The novel Wild Seed written by Octavia Butler is set at a period when the peoples of the world are not yet completely civilized and people strongly believed in mysticism and magic. One of the protagonists of the story, Doro; has telepathic and special powers that starts him off in a path of adventure and leads him to the old lady Anyanwu, whose age is stupendous by modern standards. One could see such primitivism in the lives of black slaves in America as documented by Lerone Bennett and Frederick Douglass.
In the case of Wild Seed, beyond the science fiction genre being adopted by the author, there are strong allusions to real and present problems created by the colonization of the Americas. The genocidal elimination of a majority of Native Americans is one such issue and the importation of black slaves from Africa is another example. She describes life in the plantations as full of idiocy and rurality, similar to Bennett’s description of slave life. Without being a direct condemnation of the atrocities meted out to these groups, Octavia Butler indirectly alludes to these historical injustices through the characters and situations we find in the book. This sense of outrage and indignation can also be seen in Lerone Bennett’s book titled Before the Mayflower, in which he notes that “Behind the Cotton Curtains, four million human beings were systematically deprived of every right of personality. Vice, immorality and brutality were institutionalized.” (Bennett, chapter 4 , p.70)

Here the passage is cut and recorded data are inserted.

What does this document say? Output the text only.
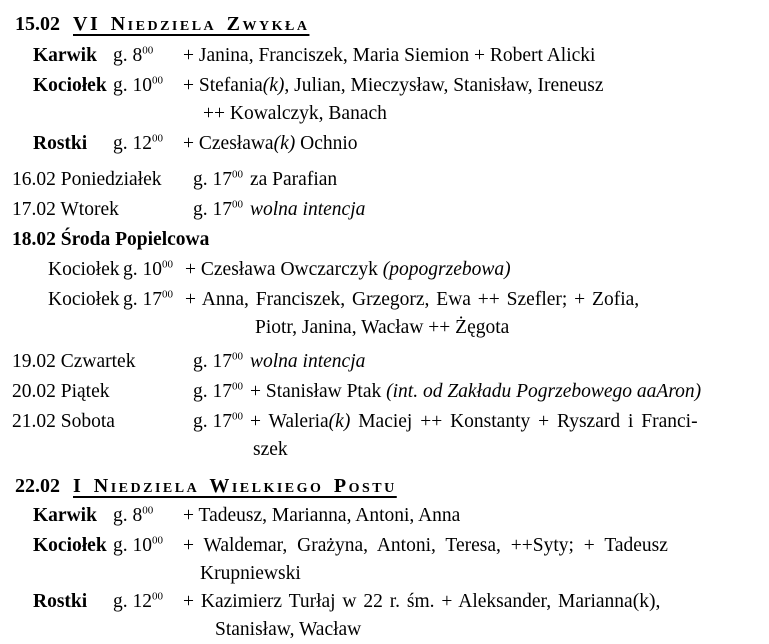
15.02 VI Niedziela Zwykła
Karwik g. $8^{00}$ + Janina, Franciszek, Maria Siemion + Robert Alicki
Kociołek g. $10^{00}$ + Stefania(k), Julian, Mieczysław, Stanisław, Ireneusz
++ Kowalczyk, Banach
Rostki g. $12^{00}$ + Czesława(k) Ochnio
16.02 Poniedziałek g. $17^{00}$ za Parafian
17.02 Wtorek	g. $17^{00}$ wolna intencja
18.02 Środa Popielcowa
Kociołek g. $10^{00}$ + Czesława Owczarczyk (popogrzebowa)
Kociołek g. $17^{00}$ + Anna, Franciszek, Grzegorz, Ewa ++ Szefler; + Zofia,
Piotr, Janina, Wacław ++ Żęgota
19.02 Czwartek	g. $17^{00}$ wolna intencja
20.02 Piątek	g. $17^{00}$ + Stanisław Ptak (int. od Zakładu Pogrzebowego aaAron)
21.02 Sobota	g. $17^{00}$ + Waleria(k) Maciej ++ Konstanty + Ryszard i Franci-
szek
22.02 I Niedziela Wielkiego Postu
Karwik g. $8^{00}$ + Tadeusz, Marianna, Antoni, Anna
Kociołek g. $10^{00}$ + Waldemar, Grażyna, Antoni, Teresa, ++Syty; + Tadeusz
Krupniewski
Rostki g. $12^{00}$ + Kazimierz Turłaj w 22 r. śm. + Aleksander, Marianna(k),
Stanisław, Wacław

Through the characters of Doro and Anyanwu, Butler plays out other moral conundrums facing modern societies. For example, at certain passages in the book, Butler likens the dangers posed by unfettered capitalism to that of Doro and Anyanwu’s greedy behavior. This greed can also be seen in the economic exploitation perpetrated by the system of chattel slavery. Hence there are many similarities between the real and fictional accounts of slavery and plantation life depicted in these three books.